I was reading my colleague’s blog today on RFQs and it looks like this could be another aspect to the slow motion car wreck otherwise known as MiFID II. The problem this time is that the regulators have completely redefined the whole RFQ model. Imagine I ring you up and ask you to make me an offer for a watch I am thinking of selling. Because we have traded lots of watches between us, we trust each other and want to maintain our relationship. Taking this into account you offer me a higher price than you would quote to a complete stranger. This is perfectly normal and acceptable behaviour but, under the new rules, you will have to get a megaphone out and shout this price out to everyone on the street. Now you have no idea how many people with the same watch as me are going to come up to you and make you buy theirs at the same price. So, under this new regime, you naturally will be much more cautious about the prices you make.

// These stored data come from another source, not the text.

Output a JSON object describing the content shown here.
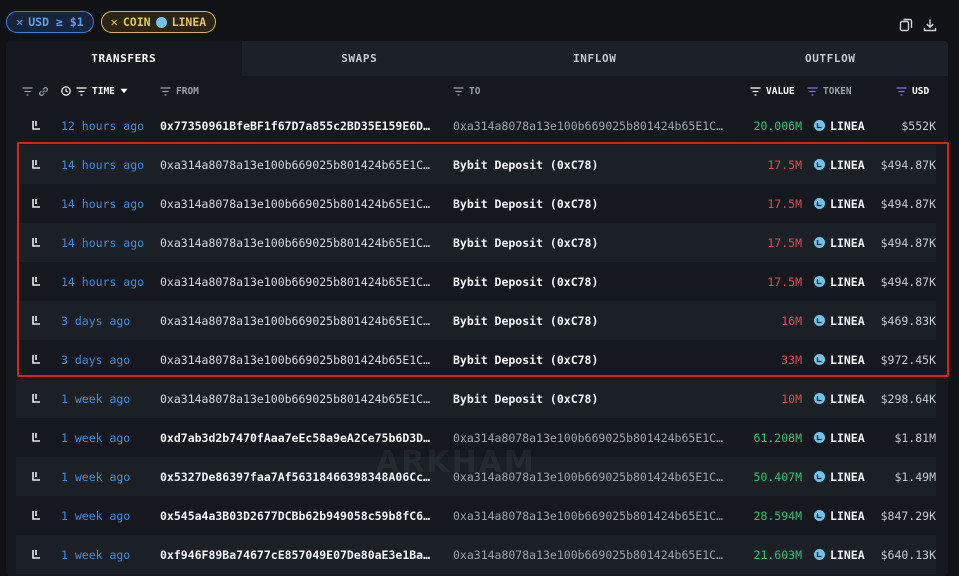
{
  "filters": [
    {
      "label": "USD ≥ $1",
      "kind": "usd"
    },
    {
      "label": "COIN",
      "coin": "LINEA",
      "kind": "coin"
    }
  ],
  "tabs": [
    {
      "label": "TRANSFERS",
      "active": true
    },
    {
      "label": "SWAPS",
      "active": false
    },
    {
      "label": "INFLOW",
      "active": false
    },
    {
      "label": "OUTFLOW",
      "active": false
    }
  ],
  "columns": {
    "time": "TIME",
    "from": "FROM",
    "to": "TO",
    "value": "VALUE",
    "token": "TOKEN",
    "usd": "USD"
  },
  "watermark": "ARKHAM",
  "colors": {
    "accent_blue": "#3f8bdc",
    "positive": "#2fc473",
    "negative": "#e34a4a",
    "highlight": "#e01e1e",
    "coin_yellow": "#e6c74e"
  },
  "rows": [
    {
      "time": "12 hours ago",
      "from": "0x77350961BfeBF1f67D7a855c2BD35E159E6D…",
      "to": "0xa314a8078a13e100b669025b801424b65E1C…",
      "value": "20.006M",
      "direction": "in",
      "token": "LINEA",
      "usd": "$552K"
    },
    {
      "time": "14 hours ago",
      "from": "0xa314a8078a13e100b669025b801424b65E1C…",
      "to": "Bybit Deposit (0xC78)",
      "value": "17.5M",
      "direction": "out",
      "token": "LINEA",
      "usd": "$494.87K"
    },
    {
      "time": "14 hours ago",
      "from": "0xa314a8078a13e100b669025b801424b65E1C…",
      "to": "Bybit Deposit (0xC78)",
      "value": "17.5M",
      "direction": "out",
      "token": "LINEA",
      "usd": "$494.87K"
    },
    {
      "time": "14 hours ago",
      "from": "0xa314a8078a13e100b669025b801424b65E1C…",
      "to": "Bybit Deposit (0xC78)",
      "value": "17.5M",
      "direction": "out",
      "token": "LINEA",
      "usd": "$494.87K"
    },
    {
      "time": "14 hours ago",
      "from": "0xa314a8078a13e100b669025b801424b65E1C…",
      "to": "Bybit Deposit (0xC78)",
      "value": "17.5M",
      "direction": "out",
      "token": "LINEA",
      "usd": "$494.87K"
    },
    {
      "time": "3 days ago",
      "from": "0xa314a8078a13e100b669025b801424b65E1C…",
      "to": "Bybit Deposit (0xC78)",
      "value": "16M",
      "direction": "out",
      "token": "LINEA",
      "usd": "$469.83K"
    },
    {
      "time": "3 days ago",
      "from": "0xa314a8078a13e100b669025b801424b65E1C…",
      "to": "Bybit Deposit (0xC78)",
      "value": "33M",
      "direction": "out",
      "token": "LINEA",
      "usd": "$972.45K"
    },
    {
      "time": "1 week ago",
      "from": "0xa314a8078a13e100b669025b801424b65E1C…",
      "to": "Bybit Deposit (0xC78)",
      "value": "10M",
      "direction": "out",
      "token": "LINEA",
      "usd": "$298.64K"
    },
    {
      "time": "1 week ago",
      "from": "0xd7ab3d2b7470fAaa7eEc58a9eA2Ce75b6D3D…",
      "to": "0xa314a8078a13e100b669025b801424b65E1C…",
      "value": "61.208M",
      "direction": "in",
      "token": "LINEA",
      "usd": "$1.81M"
    },
    {
      "time": "1 week ago",
      "from": "0x5327De86397faa7Af56318466398348A06Cc…",
      "to": "0xa314a8078a13e100b669025b801424b65E1C…",
      "value": "50.407M",
      "direction": "in",
      "token": "LINEA",
      "usd": "$1.49M"
    },
    {
      "time": "1 week ago",
      "from": "0x545a4a3B03D2677DCBb62b949058c59b8fC6…",
      "to": "0xa314a8078a13e100b669025b801424b65E1C…",
      "value": "28.594M",
      "direction": "in",
      "token": "LINEA",
      "usd": "$847.29K"
    },
    {
      "time": "1 week ago",
      "from": "0xf946F89Ba74677cE857049E07De80aE3e1Ba…",
      "to": "0xa314a8078a13e100b669025b801424b65E1C…",
      "value": "21.603M",
      "direction": "in",
      "token": "LINEA",
      "usd": "$640.13K"
    }
  ]
}
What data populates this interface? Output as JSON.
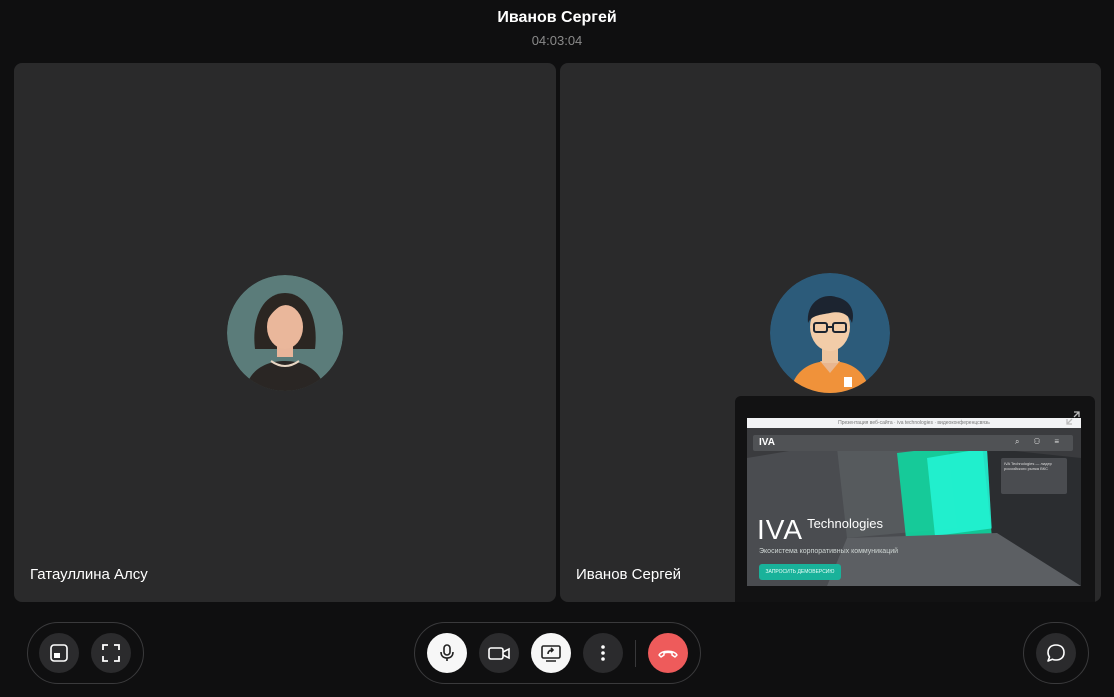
{
  "header": {
    "title": "Иванов Сергей",
    "timer": "04:03:04"
  },
  "tiles": [
    {
      "name": "Гатауллина Алсу",
      "avatar": "female-avatar"
    },
    {
      "name": "Иванов Сергей",
      "avatar": "male-avatar-glasses"
    }
  ],
  "screen_share": {
    "top_banner": "Презентация веб-сайта · iva technologies · видеоконференцсвязь",
    "logo_small": "IVA",
    "nav_icons": "⌕ ⚇ ≡",
    "card_text": "IVA Technologies — лидер российского рынка ВКС",
    "brand": "IVA",
    "brand_suffix": "Technologies",
    "subtitle": "Экосистема корпоративных коммуникаций",
    "cta": "ЗАПРОСИТЬ ДЕМОВЕРСИЮ"
  },
  "toolbar": {
    "left": [
      "layout-icon",
      "fullscreen-icon"
    ],
    "center": [
      "microphone-icon",
      "camera-icon",
      "screen-share-icon",
      "more-icon",
      "hangup-icon"
    ],
    "right": [
      "chat-icon"
    ]
  },
  "colors": {
    "background": "#0f0f10",
    "tile": "#2a2a2b",
    "hangup": "#ee5b5b",
    "accent": "#19b29a"
  }
}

It seems to me that this is trying to turn RFQs into streaming price feeds by the back door. And just to be clear, this isn’t about best execution either. The obligation is on me to get a good price for the watch, not you. And so, if I am sensible, I will ring up a couple of people and ask them to quote too just so that I know I am getting a fair price. And, to be absolutely safe, I will keep a record of these prices so that I can show them to anyone who questions my commercial acumen.
I am all for transparency, but there are more ways to achieve this than through lit order books.